Kindred Group anticipating 30% Q1 revenue crash as Dutch absence bites
Stockholm-listed firm also notes a potential 76.4% fall in EBITDA ahead of full Q1 2022 results later this month


Kindred Group has revealed it expects to post significant decreases in Q1 2022 revenue and EBITDA as its absence from the Netherlands continues to hamper operations.
The Stockholm-listed operator said it anticipates delivering approximately £247m in Q1 2022 revenue, down from the £352.6m posted in 2021.
This represents a 30% decrease, or 27% in constant currency, as the decision to leave the Netherlands before its regulation on 1 October 2021 continues to hamper the firm.
Kindred said that excluding the impact of the Netherlands in comparison from Q1 2021 to Q1 2022, revenue declined by 5%, or 1% in constant currency.
Additionally, Kindred is expecting to post an underlying EBITDA of £25m down 76.4% year-on-year from the £106m in Q1 2021.
Kindred said: “Kindred maintains its business momentum from the previous quarter with the total revenue for the first quarter of 2022 amounting to approximately £247m.

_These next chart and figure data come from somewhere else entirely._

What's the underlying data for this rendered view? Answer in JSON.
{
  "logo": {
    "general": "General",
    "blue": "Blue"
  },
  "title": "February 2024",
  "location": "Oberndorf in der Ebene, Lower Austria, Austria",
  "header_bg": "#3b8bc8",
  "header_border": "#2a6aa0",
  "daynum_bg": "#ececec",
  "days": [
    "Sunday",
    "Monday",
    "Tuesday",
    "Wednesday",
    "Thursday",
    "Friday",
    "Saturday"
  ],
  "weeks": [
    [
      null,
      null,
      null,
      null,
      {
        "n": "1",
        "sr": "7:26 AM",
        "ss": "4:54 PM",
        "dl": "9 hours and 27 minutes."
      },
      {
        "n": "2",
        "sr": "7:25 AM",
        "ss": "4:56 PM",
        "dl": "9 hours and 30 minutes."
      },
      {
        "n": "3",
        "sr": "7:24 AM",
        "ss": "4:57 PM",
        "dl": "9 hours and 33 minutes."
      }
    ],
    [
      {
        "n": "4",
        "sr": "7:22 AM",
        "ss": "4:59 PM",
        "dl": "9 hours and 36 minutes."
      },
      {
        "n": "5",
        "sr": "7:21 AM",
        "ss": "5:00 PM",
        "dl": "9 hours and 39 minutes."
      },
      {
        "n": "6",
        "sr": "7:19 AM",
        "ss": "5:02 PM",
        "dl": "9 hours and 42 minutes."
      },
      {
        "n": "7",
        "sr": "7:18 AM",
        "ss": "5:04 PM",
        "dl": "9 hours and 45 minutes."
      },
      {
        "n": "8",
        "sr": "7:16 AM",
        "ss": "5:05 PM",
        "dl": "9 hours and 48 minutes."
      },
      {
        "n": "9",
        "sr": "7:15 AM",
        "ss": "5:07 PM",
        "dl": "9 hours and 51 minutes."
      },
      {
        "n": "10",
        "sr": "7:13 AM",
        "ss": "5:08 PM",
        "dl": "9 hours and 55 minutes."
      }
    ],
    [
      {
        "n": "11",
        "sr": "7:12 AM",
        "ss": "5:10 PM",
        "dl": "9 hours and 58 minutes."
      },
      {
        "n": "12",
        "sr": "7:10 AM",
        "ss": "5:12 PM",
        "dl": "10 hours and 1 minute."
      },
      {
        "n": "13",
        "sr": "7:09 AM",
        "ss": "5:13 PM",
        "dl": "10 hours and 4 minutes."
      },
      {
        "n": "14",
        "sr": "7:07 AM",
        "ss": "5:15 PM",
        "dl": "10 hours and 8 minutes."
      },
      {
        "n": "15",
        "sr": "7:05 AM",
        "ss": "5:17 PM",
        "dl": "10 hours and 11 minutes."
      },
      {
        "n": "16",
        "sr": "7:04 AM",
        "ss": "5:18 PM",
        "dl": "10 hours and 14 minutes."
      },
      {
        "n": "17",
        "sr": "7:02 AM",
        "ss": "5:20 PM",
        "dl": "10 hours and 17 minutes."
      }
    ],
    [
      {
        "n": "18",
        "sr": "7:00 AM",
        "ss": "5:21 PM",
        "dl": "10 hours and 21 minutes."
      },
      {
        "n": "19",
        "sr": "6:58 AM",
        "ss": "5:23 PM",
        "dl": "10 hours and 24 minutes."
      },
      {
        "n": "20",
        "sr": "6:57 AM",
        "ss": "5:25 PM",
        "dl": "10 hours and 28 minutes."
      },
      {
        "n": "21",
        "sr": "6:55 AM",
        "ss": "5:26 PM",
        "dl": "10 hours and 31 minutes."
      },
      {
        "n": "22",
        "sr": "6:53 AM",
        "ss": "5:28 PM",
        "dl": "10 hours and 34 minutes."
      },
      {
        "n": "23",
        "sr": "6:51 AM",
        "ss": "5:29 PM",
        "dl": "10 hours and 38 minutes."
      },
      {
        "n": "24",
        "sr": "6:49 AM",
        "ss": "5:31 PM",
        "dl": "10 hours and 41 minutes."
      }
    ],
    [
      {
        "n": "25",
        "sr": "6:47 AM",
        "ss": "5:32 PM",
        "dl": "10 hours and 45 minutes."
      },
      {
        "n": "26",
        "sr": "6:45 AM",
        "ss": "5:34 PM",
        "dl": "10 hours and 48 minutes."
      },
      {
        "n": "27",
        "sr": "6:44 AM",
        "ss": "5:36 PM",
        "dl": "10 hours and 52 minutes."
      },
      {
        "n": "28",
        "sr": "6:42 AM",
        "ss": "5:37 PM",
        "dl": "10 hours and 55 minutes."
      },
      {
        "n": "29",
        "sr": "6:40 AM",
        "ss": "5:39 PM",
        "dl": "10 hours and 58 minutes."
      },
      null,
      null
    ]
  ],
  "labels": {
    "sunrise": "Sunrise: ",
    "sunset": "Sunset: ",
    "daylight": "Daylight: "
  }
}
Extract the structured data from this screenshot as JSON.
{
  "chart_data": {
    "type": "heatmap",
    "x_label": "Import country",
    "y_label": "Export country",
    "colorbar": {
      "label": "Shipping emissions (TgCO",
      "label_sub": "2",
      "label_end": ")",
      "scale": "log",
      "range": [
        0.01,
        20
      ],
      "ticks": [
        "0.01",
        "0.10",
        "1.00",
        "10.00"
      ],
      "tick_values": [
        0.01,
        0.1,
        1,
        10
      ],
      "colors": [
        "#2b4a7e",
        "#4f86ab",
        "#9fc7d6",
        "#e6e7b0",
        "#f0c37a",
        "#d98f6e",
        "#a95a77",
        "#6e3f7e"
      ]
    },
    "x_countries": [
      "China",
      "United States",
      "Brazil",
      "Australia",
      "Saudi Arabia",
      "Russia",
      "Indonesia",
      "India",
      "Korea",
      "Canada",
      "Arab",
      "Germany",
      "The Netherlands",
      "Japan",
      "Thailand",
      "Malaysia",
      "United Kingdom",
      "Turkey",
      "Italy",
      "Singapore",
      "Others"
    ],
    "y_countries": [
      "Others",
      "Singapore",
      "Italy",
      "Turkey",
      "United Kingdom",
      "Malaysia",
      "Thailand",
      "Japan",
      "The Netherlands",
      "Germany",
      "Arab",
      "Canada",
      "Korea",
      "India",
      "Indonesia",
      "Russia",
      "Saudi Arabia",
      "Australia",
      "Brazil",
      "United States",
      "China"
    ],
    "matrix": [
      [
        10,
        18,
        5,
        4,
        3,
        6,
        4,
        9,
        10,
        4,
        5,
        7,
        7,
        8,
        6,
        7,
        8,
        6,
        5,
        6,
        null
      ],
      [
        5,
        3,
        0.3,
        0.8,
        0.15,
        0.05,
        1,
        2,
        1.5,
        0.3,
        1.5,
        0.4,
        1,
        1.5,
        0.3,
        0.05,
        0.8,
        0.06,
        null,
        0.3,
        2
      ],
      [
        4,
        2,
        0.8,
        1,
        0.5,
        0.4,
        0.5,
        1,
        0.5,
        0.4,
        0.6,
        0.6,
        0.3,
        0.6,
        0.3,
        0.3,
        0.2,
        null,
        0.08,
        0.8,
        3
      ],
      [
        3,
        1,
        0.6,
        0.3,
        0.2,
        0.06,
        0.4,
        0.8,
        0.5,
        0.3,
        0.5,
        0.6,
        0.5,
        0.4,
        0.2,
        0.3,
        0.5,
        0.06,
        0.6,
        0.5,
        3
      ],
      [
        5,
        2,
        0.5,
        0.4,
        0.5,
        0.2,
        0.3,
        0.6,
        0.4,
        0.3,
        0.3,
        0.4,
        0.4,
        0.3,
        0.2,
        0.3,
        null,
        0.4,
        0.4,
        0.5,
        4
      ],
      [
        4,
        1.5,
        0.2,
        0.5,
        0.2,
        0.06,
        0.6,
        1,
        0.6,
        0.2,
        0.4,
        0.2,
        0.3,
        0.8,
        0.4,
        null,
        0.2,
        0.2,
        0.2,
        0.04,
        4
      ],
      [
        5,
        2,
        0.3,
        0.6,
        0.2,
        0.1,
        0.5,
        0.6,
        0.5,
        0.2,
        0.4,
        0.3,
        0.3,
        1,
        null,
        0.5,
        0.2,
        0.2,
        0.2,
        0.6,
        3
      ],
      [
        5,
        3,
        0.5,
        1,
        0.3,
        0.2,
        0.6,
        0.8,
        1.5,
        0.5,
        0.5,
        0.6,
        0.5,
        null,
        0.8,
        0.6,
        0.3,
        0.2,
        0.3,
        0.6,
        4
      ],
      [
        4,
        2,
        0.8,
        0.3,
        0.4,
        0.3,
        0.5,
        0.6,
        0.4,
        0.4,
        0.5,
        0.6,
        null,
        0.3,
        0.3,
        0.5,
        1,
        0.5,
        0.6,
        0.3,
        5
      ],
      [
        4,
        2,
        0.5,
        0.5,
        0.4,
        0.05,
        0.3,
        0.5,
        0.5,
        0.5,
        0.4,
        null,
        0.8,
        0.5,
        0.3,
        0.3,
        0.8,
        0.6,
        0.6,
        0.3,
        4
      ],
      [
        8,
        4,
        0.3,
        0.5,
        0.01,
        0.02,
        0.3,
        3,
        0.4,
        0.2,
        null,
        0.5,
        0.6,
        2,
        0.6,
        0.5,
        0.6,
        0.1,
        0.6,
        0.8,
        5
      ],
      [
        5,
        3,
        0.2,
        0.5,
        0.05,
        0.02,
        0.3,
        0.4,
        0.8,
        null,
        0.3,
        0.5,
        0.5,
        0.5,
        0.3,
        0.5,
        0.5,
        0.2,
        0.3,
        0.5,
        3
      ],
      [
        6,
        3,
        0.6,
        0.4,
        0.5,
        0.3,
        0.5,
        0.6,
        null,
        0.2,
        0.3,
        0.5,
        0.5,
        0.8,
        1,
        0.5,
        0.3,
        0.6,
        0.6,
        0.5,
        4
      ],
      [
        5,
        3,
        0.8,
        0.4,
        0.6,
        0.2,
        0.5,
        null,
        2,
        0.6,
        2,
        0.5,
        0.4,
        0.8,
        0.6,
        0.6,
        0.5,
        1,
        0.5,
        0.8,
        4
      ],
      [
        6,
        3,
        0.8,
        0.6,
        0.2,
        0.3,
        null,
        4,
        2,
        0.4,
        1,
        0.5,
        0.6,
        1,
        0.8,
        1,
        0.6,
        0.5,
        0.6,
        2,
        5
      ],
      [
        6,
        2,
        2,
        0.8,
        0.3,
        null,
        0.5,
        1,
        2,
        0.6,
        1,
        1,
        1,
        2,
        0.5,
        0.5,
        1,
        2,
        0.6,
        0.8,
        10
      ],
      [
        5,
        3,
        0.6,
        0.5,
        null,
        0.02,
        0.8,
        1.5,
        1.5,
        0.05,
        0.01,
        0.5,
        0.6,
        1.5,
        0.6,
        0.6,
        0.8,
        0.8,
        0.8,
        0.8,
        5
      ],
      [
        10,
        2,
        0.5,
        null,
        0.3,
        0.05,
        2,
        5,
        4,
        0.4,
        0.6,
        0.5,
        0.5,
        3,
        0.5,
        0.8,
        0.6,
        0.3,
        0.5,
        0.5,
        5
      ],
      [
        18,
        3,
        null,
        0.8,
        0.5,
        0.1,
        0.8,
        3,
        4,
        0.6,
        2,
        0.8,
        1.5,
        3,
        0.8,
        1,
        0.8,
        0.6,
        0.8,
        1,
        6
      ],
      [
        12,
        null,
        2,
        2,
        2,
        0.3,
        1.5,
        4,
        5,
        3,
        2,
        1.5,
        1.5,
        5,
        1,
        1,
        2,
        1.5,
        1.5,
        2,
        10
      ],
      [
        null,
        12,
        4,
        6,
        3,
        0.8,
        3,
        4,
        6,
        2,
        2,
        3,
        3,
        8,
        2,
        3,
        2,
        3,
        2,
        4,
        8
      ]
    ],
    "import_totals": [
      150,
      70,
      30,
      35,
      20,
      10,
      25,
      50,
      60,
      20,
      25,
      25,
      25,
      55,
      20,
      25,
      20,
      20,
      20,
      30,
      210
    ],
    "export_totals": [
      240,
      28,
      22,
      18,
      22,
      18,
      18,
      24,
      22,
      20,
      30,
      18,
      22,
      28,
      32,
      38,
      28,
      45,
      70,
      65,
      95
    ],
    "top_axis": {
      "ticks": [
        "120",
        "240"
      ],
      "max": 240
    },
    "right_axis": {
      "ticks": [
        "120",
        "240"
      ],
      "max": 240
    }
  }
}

“Compared to the first quarter of 2021, activity has been impacted by the decision to temporarily cease activity in the Dutch market. Kindred’s active markets have performed well against the very tough comparative period highlighting the importance of a diversified market footprint.
On Friday 8 April, Kindred’s share price fell by as much as 14.5% following the announcement from SEK105.05 to SEK89.82.
At the time of writing the firm’s share price stood at SEK91.
Kindred’s full Q1 2022 report will be published on 28 April 2022.